Social Science Research Council Research AMP Just Tech
Citation

Beyond Text: Leveraging Vision-Language Models for Misinformation Detection

Author:
Grewal, Parminder Kaur; Ernst, Marina; Hopfgartner, Frank
Year:
2025

The swift expansion of social media and digital platforms has fueled the spread of misinformation, including disinformation and propaganda intentionally designed to deceive the public and shape public opinions on critical issues. As any other information nowadays, malicious content is not limited to text only, but is enriched with different types of multimedia, including images, videos, etc. This diversity poses significant challenges when it comes to detection, since standard techniques that treat each data type separately are usually ineffective in addressing multimodal scenarios. Addressing this challenge requires advanced detection methods capable of analyzing multimodal content, such as text and images.
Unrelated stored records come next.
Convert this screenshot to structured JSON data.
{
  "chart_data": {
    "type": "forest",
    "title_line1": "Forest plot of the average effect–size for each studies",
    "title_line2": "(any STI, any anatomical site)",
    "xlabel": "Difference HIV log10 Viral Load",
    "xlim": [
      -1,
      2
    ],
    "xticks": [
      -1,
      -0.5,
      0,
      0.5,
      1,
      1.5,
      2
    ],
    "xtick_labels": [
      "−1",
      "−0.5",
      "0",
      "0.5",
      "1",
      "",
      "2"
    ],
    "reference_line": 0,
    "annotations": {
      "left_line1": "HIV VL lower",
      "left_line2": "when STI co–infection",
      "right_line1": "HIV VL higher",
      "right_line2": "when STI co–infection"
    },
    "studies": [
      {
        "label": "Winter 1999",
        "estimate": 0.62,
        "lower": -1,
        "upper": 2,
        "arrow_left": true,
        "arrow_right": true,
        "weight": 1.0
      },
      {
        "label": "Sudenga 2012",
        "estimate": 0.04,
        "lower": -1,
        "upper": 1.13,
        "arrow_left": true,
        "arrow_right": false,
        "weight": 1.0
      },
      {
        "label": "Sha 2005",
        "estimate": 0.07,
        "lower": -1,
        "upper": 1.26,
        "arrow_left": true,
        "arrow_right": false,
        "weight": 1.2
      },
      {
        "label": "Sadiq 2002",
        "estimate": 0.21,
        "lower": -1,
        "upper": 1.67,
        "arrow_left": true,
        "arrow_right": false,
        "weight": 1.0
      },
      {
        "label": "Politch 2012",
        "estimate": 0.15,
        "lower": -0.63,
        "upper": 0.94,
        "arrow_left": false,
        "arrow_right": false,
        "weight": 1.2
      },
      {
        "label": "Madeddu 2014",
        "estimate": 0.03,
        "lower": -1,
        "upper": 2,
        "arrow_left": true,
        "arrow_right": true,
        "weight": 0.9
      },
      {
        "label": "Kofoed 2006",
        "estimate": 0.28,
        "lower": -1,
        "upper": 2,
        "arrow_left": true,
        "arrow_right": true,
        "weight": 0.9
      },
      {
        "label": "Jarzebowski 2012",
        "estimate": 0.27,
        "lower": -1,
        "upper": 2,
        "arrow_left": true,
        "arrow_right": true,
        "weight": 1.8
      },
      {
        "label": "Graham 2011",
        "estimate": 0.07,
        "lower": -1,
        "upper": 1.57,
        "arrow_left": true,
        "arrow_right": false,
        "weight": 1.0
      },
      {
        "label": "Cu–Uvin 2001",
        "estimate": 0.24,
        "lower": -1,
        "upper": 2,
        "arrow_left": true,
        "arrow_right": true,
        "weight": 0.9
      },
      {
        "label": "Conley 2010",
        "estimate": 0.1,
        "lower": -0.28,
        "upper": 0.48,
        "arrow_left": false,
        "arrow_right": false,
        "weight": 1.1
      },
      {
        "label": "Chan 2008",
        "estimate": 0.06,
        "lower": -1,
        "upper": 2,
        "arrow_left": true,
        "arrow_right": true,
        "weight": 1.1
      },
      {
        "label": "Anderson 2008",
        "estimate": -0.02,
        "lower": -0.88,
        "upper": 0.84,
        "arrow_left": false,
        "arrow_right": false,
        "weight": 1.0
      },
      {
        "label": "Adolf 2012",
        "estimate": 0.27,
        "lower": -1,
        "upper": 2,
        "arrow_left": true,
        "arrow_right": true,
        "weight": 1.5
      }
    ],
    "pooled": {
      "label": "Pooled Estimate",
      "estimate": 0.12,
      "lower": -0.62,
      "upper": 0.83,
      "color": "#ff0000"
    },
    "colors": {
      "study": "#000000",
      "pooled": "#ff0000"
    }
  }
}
This study explores the effectiveness of advanced multimodal frameworks, including Google’s CLIP, ViLT, and FLAVA, in detecting misinformation using the Fakeddit dataset, a widely used benchmark for multimodal research. Leveraging pre-trained models, this research evaluates the performance of these methods. In addition to textual and visual inputs, we incorporate metadata features to enhance models’ performance. The results demonstrate these models’ potential to enhance the robustness and accuracy of misinformation detection, thereby countering the increasing sophistication of multimodal disinformation campaigns.